I wouldnt jump into any commercial accounts with seasonal contracts right away. Those can be a nightmare real fast. especially in syracuse. so for the first year i would stick with per push accounts. And dont be afraid to tell people no if there driveway is from hell. I learned that one the hard way. some driveways just arent worth it.


----------



## Dissociative (Feb 28, 2007)

SnoFarmer;555568 said:


> Do you like getting up at 1am?
> Working for days with out much if any sleep?
> Do you LOVE snow?


Yes.............., Yes................., YES!!!
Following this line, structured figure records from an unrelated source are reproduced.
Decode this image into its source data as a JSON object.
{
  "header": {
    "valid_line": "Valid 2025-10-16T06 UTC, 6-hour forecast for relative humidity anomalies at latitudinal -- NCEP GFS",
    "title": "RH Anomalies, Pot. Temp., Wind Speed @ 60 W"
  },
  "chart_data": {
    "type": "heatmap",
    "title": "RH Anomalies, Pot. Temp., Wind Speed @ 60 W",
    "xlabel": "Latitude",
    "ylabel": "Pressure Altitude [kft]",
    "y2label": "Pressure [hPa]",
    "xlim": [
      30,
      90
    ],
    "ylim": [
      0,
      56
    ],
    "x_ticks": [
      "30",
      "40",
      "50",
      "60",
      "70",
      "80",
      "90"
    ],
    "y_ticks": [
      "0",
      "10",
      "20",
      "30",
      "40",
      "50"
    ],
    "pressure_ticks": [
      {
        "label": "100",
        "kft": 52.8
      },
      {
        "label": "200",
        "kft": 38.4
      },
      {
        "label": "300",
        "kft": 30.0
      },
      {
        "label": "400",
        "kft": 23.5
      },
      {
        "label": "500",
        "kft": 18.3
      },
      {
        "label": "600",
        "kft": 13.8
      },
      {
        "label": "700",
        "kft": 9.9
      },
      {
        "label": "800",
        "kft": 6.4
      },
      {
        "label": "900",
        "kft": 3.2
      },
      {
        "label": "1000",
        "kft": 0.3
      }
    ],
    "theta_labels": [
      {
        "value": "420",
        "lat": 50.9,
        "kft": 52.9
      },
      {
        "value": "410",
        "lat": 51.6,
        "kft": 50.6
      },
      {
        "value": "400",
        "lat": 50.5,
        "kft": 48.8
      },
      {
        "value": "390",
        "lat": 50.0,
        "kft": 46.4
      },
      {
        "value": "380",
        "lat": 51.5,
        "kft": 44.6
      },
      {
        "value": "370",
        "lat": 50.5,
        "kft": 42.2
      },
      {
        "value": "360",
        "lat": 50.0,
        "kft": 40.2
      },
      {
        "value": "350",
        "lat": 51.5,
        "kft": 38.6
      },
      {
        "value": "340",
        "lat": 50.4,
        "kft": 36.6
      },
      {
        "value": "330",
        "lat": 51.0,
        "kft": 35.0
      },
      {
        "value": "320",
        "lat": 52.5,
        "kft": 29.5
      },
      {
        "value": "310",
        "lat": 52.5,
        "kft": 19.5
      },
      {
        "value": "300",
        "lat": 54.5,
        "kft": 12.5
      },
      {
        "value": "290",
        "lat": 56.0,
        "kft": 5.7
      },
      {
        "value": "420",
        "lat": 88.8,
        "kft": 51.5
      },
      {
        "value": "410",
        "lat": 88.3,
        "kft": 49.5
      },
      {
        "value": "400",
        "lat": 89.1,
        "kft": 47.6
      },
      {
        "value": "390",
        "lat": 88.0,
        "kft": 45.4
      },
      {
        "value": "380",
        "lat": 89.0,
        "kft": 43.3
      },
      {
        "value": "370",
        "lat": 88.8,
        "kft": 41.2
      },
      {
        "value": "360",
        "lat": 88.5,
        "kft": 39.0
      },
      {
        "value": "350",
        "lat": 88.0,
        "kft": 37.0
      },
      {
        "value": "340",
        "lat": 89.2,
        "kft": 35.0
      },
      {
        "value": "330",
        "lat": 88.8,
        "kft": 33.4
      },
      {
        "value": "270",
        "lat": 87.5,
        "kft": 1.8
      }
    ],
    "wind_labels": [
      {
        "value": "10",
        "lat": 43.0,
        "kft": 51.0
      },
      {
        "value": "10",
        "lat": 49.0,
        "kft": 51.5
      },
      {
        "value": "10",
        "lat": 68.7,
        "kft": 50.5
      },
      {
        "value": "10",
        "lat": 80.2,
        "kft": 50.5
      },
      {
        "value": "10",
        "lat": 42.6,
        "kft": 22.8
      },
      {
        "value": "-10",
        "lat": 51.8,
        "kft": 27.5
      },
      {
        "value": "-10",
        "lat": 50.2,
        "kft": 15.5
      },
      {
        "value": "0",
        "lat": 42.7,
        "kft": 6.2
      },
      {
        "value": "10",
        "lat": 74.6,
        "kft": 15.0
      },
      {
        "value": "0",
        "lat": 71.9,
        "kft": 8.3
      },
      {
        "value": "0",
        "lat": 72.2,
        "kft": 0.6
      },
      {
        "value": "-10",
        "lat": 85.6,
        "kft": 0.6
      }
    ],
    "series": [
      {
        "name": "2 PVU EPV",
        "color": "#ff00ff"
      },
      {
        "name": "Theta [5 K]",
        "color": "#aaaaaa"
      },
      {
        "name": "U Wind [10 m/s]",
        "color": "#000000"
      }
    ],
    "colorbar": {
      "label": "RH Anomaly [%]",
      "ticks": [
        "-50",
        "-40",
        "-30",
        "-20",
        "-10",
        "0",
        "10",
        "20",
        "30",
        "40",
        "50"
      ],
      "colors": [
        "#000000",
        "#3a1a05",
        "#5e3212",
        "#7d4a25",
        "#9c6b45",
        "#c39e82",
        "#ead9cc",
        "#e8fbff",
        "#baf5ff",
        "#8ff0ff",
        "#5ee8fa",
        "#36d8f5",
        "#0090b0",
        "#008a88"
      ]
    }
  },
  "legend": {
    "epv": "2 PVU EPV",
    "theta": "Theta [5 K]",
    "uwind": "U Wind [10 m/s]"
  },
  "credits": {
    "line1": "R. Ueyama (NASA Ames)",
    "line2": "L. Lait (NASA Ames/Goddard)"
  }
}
Sorry, had to do it..lol...
good luck....wish i was more help but here's a bump anyway..


----------



## krazeehorse (Jul 3, 2008)

Start out slow. I think you'll find that sitting in the truck for extended hours plowing is more physical than it sounds.


----------



## Charles (Dec 21, 1999)

Please keep this to Snow plowing only. For your questions on Lawncare part of the thread, try our other site: http://www.lawnsite.com/
thanks!


----------



## LawnProLandscapes (Nov 15, 2007)

you sure your going to be able to endure the physical aspect of this line of work? not trying to discourage you, plus i dont know what your disability is but just make sure you have really thought this through... jmo


----------



## RLM (Jan 12, 2006)

Check & double check your numbers with your market. We aren't that far (Rochester) & have relatives in your area, your pricing seems WAAAAY high for the market. If you can get it more power to you.


----------